Olumawu Basic Education School
- Motto: "Service to God and Humanity"
- Type: Private
- Established: 1985
- Founder: Magaret Oloruntomiwo Audu
- Students: approx 600
- Location: Abuja, FCT, Nigeria
- Colors: Cream and light green
- Website: www.olumawu.org.ng

= Olumawu Basic Education School =

School in Abuja, Nigeria

Olumawu Basic Education School is a school in Abuja, Nigeria.

Olumawu College is a private secondary school in Wuse II Abuja. It has a Pre school programme, spanning from the creche to the play group and then Nursery 1 and Nursery 2. After this is the elementary school from Primary 1 to Primary 6. Olumawu College also has a secondary school from JSS1 to SS3.

==Academics==
The Pre school programme caters for children from age two starting with play groups. The Nursery programme comprises a pre nursery class followed by Nursery classes 1 and 2.

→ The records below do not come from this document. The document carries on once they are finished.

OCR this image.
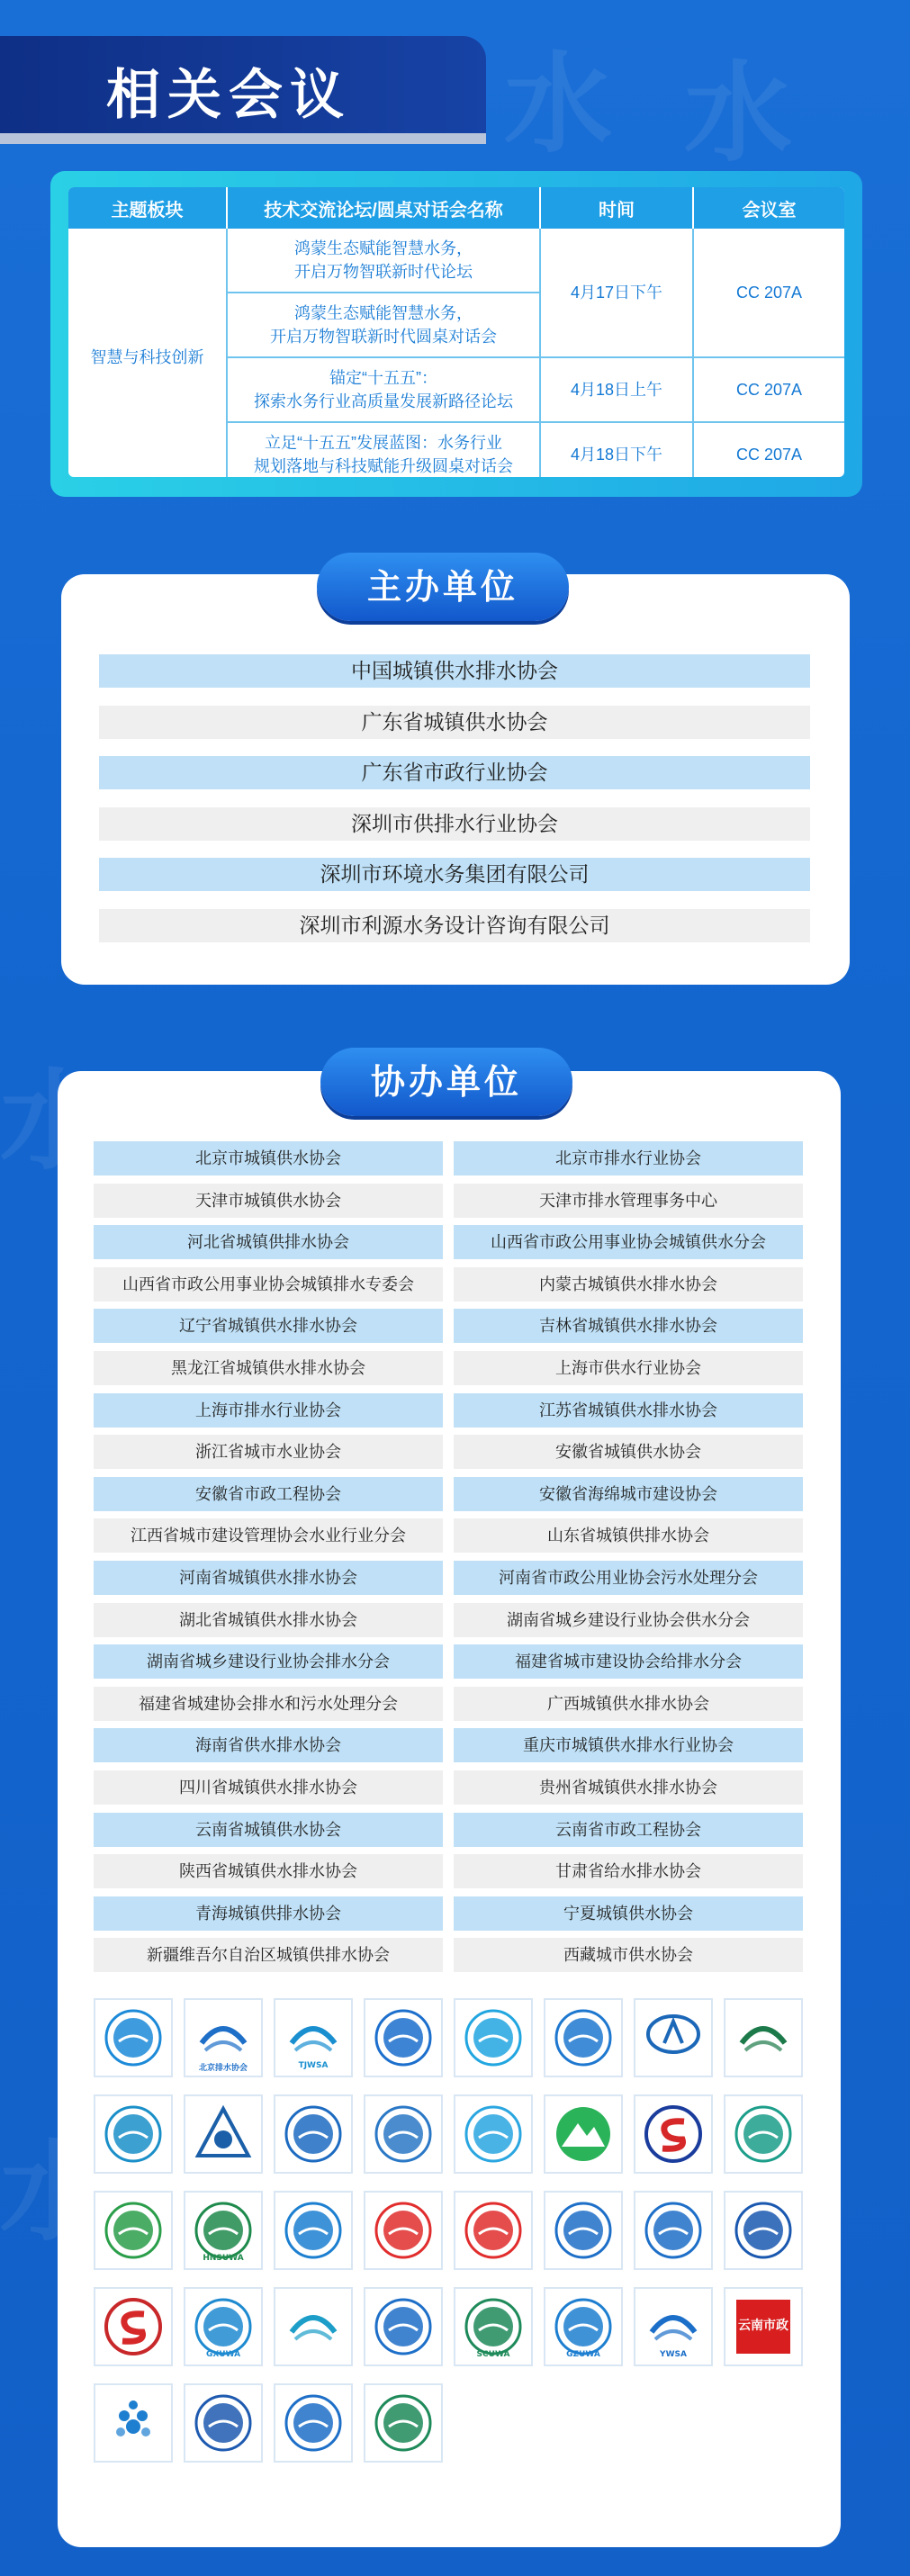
水 水
水
水
相关会议
主题板块	技术交流论坛/圆桌对话会名称	时间	会议室
智慧与科技创新	鸿蒙生态赋能智慧水务，
开启万物智联新时代论坛	4月17日下午	CC 207A

	鸿蒙生态赋能智慧水务，
开启万物智联新时代圆桌对话会		

	锚定“十五五”：
探索水务行业高质量发展新路径论坛	4月18日上午	CC 207A

	立足“十五五”发展蓝图：水务行业
规划落地与科技赋能升级圆桌对话会	4月18日下午	CC 207A
主办单位
中国城镇供水排水协会
广东省城镇供水协会
广东省市政行业协会
深圳市供排水行业协会
深圳市环境水务集团有限公司
深圳市利源水务设计咨询有限公司
协办单位
北京市城镇供水协会	北京市排水行业协会
天津市城镇供水协会	天津市排水管理事务中心
河北省城镇供排水协会	山西省市政公用事业协会城镇供水分会
山西省市政公用事业协会城镇排水专委会	内蒙古城镇供水排水协会
辽宁省城镇供水排水协会	吉林省城镇供水排水协会
黑龙江省城镇供水排水协会	上海市供水行业协会
上海市排水行业协会	江苏省城镇供水排水协会
浙江省城市水业协会	安徽省城镇供水协会
安徽省市政工程协会	安徽省海绵城市建设协会
江西省城市建设管理协会水业行业分会	山东省城镇供排水协会
河南省城镇供水排水协会	河南省市政公用业协会污水处理分会
湖北省城镇供水排水协会	湖南省城乡建设行业协会供水分会
湖南省城乡建设行业协会排水分会	福建省城市建设协会给排水分会
福建省城建协会排水和污水处理分会	广西城镇供水排水协会
海南省供水排水协会	重庆市城镇供水排水行业协会
四川省城镇供水排水协会	贵州省城镇供水排水协会
云南省城镇供水协会	云南省市政工程协会
陕西省城镇供水排水协会	甘肃省给水排水协会
青海城镇供排水协会	宁夏城镇供水协会
新疆维吾尔自治区城镇供排水协会	西藏城市供水协会
北京排水协会	TJWSA
HNSUWA
GXUWA	SCUWA	GZUWA	YWSA
云南市政
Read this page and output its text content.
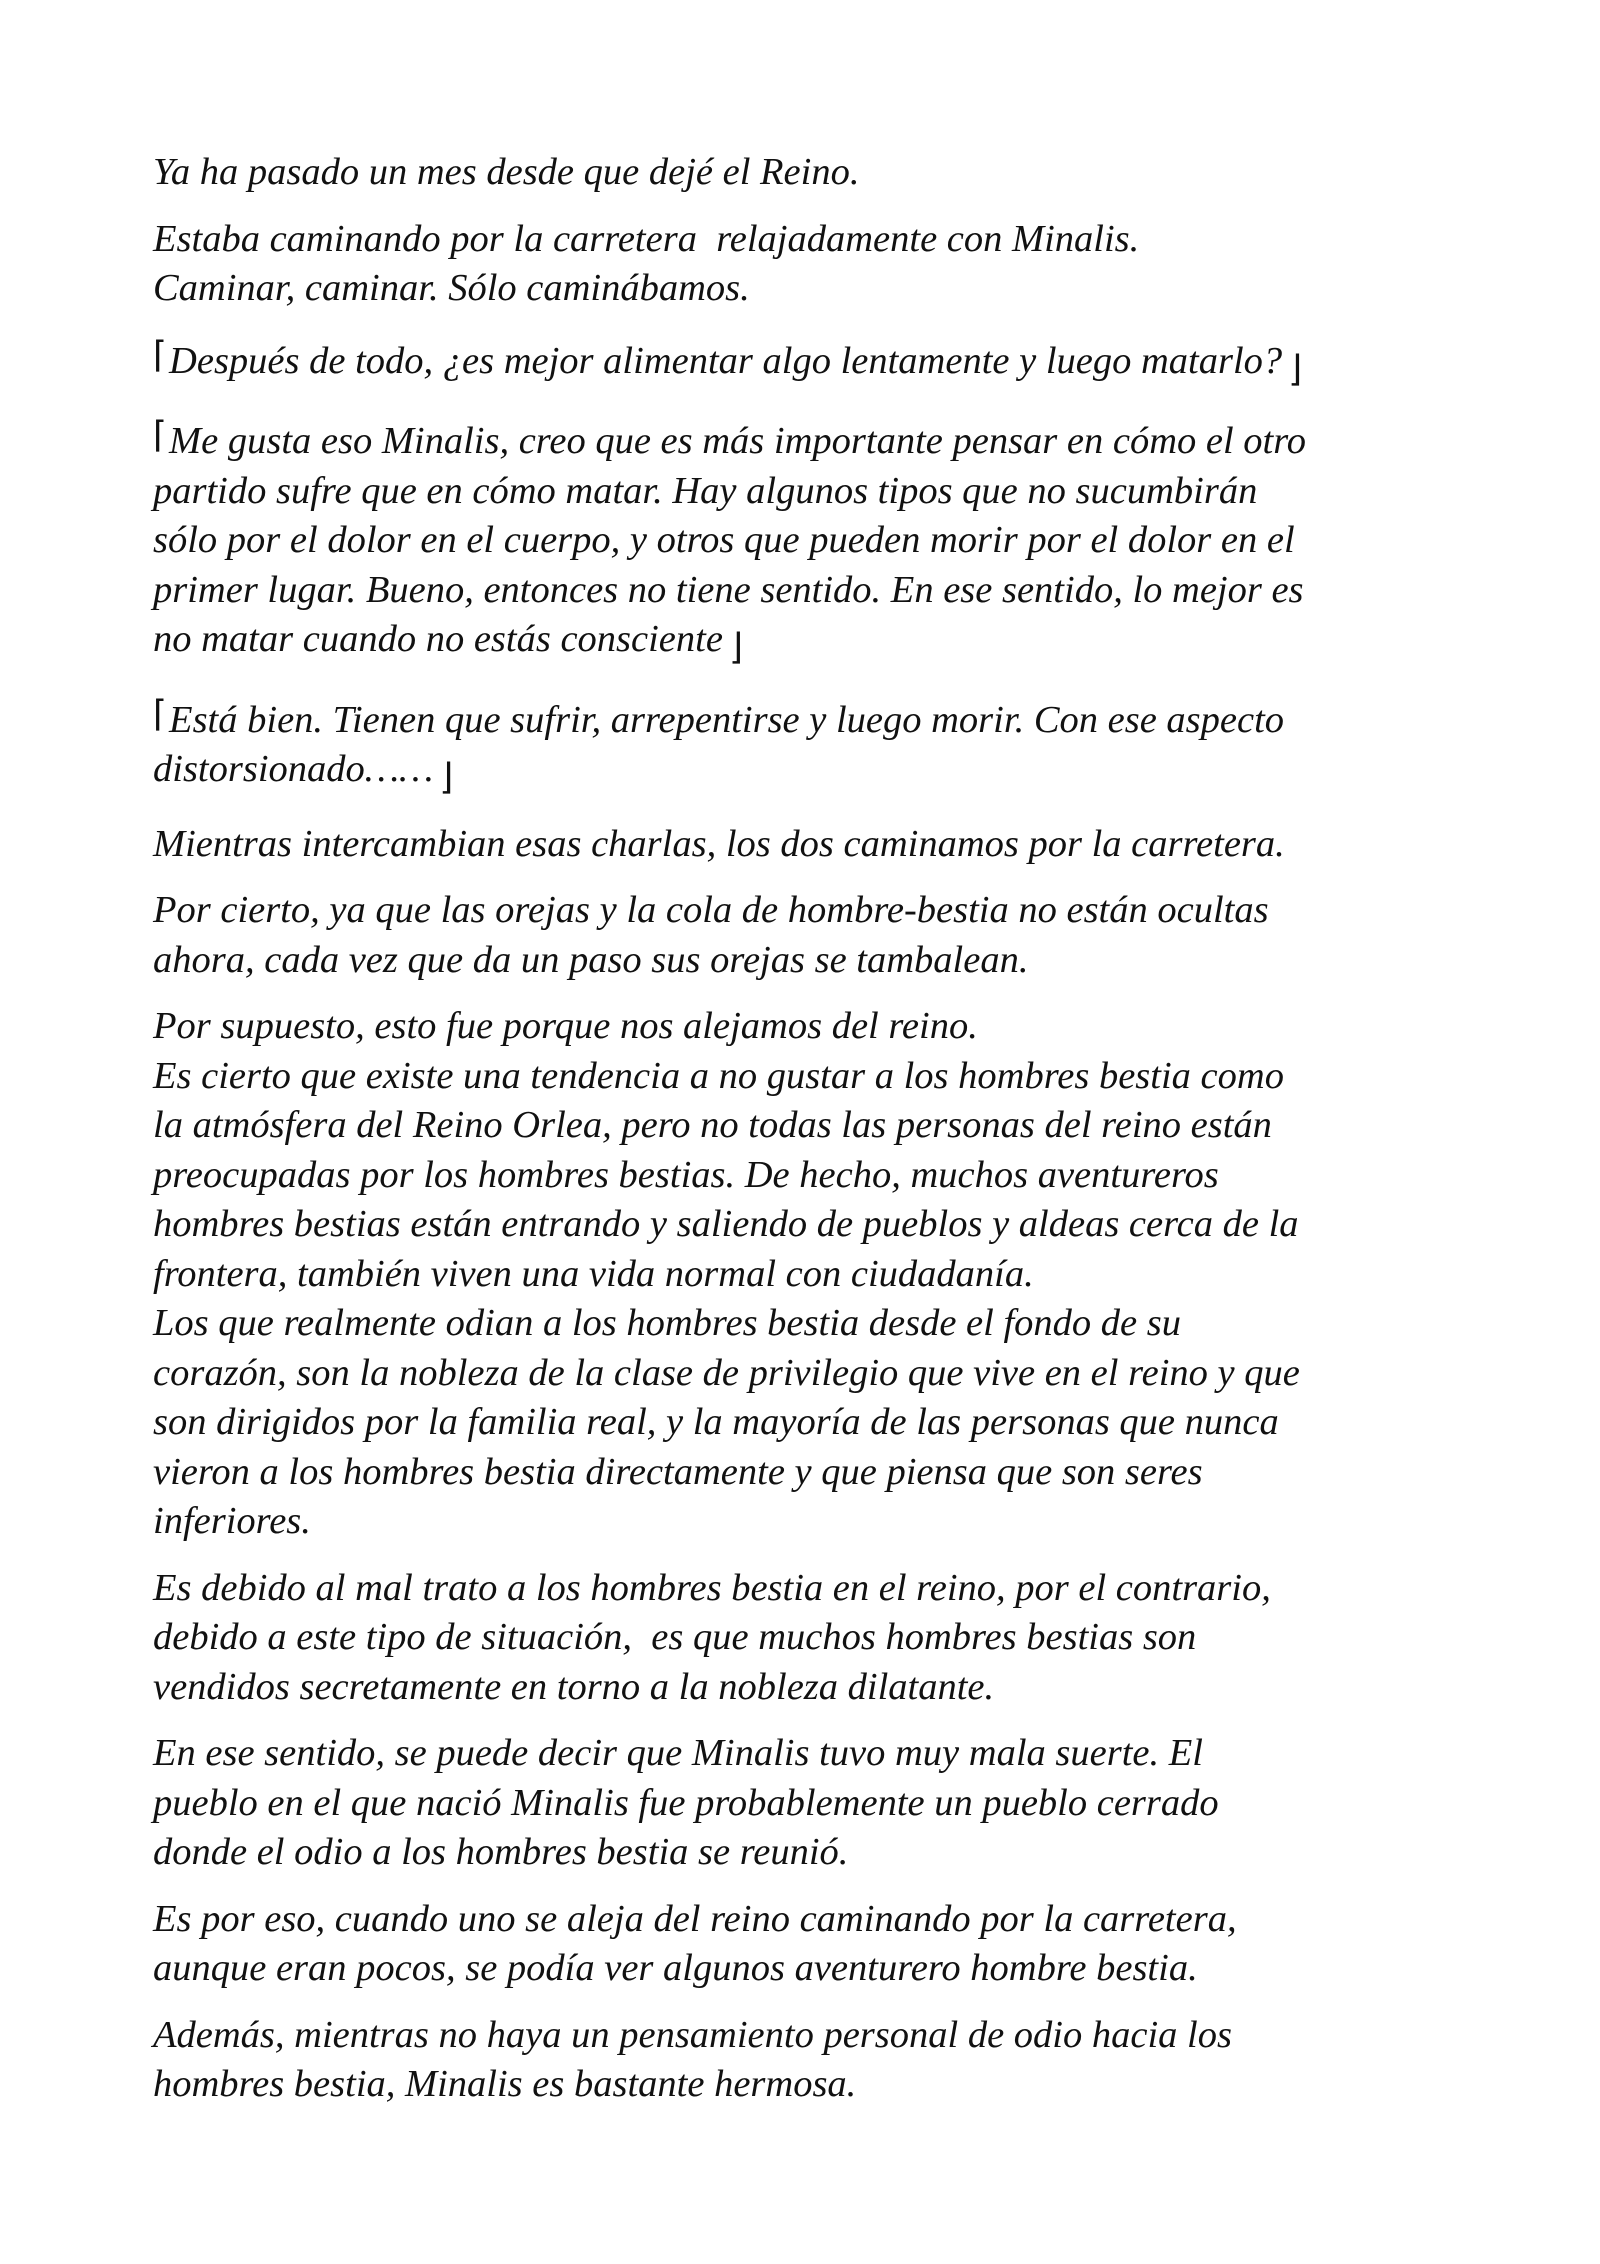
Ya ha pasado un mes desde que dejé el Reino.
Estaba caminando por la carretera  relajadamente con Minalis.
Caminar, caminar. Sólo caminábamos.
⌈Después de todo, ¿es mejor alimentar algo lentamente y luego matarlo? ⌋
⌈Me gusta eso Minalis, creo que es más importante pensar en cómo el otro
partido sufre que en cómo matar. Hay algunos tipos que no sucumbirán
sólo por el dolor en el cuerpo, y otros que pueden morir por el dolor en el
primer lugar. Bueno, entonces no tiene sentido. En ese sentido, lo mejor es
no matar cuando no estás consciente ⌋
⌈Está bien. Tienen que sufrir, arrepentirse y luego morir. Con ese aspecto
distorsionado…… ⌋
Mientras intercambian esas charlas, los dos caminamos por la carretera.
Por cierto, ya que las orejas y la cola de hombre-bestia no están ocultas
ahora, cada vez que da un paso sus orejas se tambalean.
Por supuesto, esto fue porque nos alejamos del reino.
Es cierto que existe una tendencia a no gustar a los hombres bestia como
la atmósfera del Reino Orlea, pero no todas las personas del reino están
preocupadas por los hombres bestias. De hecho, muchos aventureros
hombres bestias están entrando y saliendo de pueblos y aldeas cerca de la
frontera, también viven una vida normal con ciudadanía.
Los que realmente odian a los hombres bestia desde el fondo de su
corazón, son la nobleza de la clase de privilegio que vive en el reino y que
son dirigidos por la familia real, y la mayoría de las personas que nunca
vieron a los hombres bestia directamente y que piensa que son seres
inferiores.
Es debido al mal trato a los hombres bestia en el reino, por el contrario,
debido a este tipo de situación,  es que muchos hombres bestias son
vendidos secretamente en torno a la nobleza dilatante.
En ese sentido, se puede decir que Minalis tuvo muy mala suerte. El
pueblo en el que nació Minalis fue probablemente un pueblo cerrado
donde el odio a los hombres bestia se reunió.
Es por eso, cuando uno se aleja del reino caminando por la carretera,
aunque eran pocos, se podía ver algunos aventurero hombre bestia.
Además, mientras no haya un pensamiento personal de odio hacia los
hombres bestia, Minalis es bastante hermosa.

The Basic Education Programme for children of five years and above comprises primary one to six and the junior secondary classes. All pupils are examined through terminal exams, Continuous Assessment Tests which feature throughout the academic year in both the Pre School and the Basic School.

The weighting applied to internal tests, assignments and homework, on the one hand and the examination at the end of the term differs between the Pre School and the Basic School. To be promoted to the next class a pupil would normally be expected to have obtained the set pass mark in the combined assessment of their performance in the exams and tests.